At GameStop’s peak in 2007, the company’s market capitalization was around $9.4 billion. But stock has dropped over 32 percent and that capitalization is down to $1.42 billion. This has a lot to do with the stuff I mentioned earlier – online sales, digital sales, and low profit margins on brand new games. Plus, even the used game market is being undercut, thanks to programs like Xbox Game Pass and EA Access, which give cheap access to older titles, often cheaper than buying used titles individually. As we’ve all seen, GameStop has taken to getting into merchandise and collectables as a result, acquiring ThinkGeek and selling things like apparel and figurines in stores.

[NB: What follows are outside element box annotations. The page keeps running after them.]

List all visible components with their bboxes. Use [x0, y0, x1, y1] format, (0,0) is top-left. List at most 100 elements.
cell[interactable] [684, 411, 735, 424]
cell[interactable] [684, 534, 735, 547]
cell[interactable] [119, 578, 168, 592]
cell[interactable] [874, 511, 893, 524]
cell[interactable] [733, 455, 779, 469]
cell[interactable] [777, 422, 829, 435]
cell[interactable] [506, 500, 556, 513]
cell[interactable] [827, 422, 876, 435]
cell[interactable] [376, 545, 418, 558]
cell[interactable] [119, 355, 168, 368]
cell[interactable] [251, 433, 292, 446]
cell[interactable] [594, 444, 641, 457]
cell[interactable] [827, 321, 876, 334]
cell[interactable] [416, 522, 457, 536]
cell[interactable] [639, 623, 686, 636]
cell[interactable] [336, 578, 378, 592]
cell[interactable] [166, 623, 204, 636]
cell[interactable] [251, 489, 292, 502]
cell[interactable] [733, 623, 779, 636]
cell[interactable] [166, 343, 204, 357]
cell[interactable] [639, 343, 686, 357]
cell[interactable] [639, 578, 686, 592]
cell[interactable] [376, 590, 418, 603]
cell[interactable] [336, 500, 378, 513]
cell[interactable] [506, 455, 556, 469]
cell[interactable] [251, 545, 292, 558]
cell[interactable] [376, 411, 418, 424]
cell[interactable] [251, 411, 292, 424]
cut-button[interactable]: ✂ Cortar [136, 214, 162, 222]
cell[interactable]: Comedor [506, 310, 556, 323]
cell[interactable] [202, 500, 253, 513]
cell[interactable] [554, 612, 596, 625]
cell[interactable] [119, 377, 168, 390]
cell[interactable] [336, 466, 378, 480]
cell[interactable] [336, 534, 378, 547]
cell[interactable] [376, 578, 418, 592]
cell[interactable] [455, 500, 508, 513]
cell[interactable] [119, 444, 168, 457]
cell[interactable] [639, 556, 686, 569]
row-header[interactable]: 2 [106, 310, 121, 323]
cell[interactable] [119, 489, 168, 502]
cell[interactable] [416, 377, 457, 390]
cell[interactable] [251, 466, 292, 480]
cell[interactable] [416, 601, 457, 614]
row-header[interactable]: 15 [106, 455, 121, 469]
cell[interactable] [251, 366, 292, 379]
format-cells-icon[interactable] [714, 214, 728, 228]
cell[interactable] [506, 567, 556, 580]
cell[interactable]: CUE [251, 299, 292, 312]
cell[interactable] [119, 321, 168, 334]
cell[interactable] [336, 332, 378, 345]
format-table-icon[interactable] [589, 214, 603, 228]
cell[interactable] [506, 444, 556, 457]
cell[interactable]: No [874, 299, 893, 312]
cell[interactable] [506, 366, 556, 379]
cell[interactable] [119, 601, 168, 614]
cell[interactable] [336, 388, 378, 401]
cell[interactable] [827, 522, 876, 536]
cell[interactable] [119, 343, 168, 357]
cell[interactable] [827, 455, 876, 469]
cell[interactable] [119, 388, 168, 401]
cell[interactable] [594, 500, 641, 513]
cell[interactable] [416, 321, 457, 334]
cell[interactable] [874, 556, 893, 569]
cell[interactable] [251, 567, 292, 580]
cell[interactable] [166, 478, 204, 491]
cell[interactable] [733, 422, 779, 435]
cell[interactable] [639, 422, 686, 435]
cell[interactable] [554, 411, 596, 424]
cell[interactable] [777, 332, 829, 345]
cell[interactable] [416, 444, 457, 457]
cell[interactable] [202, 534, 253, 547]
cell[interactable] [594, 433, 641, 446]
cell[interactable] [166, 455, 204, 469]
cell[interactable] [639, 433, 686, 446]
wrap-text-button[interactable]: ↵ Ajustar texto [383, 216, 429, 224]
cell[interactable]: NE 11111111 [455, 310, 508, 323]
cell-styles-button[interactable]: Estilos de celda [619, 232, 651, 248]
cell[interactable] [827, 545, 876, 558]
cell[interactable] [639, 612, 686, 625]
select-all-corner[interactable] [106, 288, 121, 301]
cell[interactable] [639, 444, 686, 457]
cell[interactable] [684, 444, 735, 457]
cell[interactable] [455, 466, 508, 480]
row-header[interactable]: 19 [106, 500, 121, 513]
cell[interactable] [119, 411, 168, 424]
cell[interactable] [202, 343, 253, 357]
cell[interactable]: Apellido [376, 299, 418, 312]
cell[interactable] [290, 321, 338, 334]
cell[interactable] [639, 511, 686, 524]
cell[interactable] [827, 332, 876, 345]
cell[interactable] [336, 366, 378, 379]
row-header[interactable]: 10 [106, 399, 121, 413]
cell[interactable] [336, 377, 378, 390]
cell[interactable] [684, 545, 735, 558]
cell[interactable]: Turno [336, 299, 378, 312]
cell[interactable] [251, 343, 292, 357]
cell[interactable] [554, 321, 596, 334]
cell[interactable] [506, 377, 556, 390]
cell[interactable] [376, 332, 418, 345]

Could GameStop be in danger of closing down? As long as GameStop can stay adaptable, I doubt it. In fact, I’m worried about GameStop being purchased by equity firms. That stuff is risky. Just look at what happened with Toys R Us. The running narrative with the once-beloved toy retailer shutting down is similar to what’s on display here – pseudo monopoly Amazon and other online retailers eating the lunch of everyone else. But that’s only a piece of the puzzle. Toys R Us sold to investing firms, which then offloaded the debt of that very purchase back onto the company. Toys R Us made plenty of money, but couldn’t realistically pay off the debt and interest. It was impossible, and the investors who made that purchase don’t get to face consequences for that reckless behavior.

Is This the End of Days for GameStop?

I’m worried about the same thing happening to GameStop. Not that I’m worried about the well-being of a giant corporation on principle, but I do worry about people losing their jobs because of investors gambling with peoples’ livelihoods. I’m worried about something that does have value to people into gaming going away for crappy reasons. GameStop shuts down because it just isn’t sustainable? Not much you can do about it. But if it sinks because of some firm doing something shady in a gamble to make more money than will ever be feasible? That’s a problem that stretches far beyond video game sales.

For the most part, this news won’t have much of an impact on video game-buying customers anytime soon. Perhaps GameStop, if it is purchased, sees significant changes to one or more of its business models. Maybe it tries to get into the streaming market somehow, or ends up coming up with more incentives to get people into stores. Or maybe a firm buys it and bleeds the company dry with interest payments until its sad husk is forced to close and lay everyone off. Only time will tell.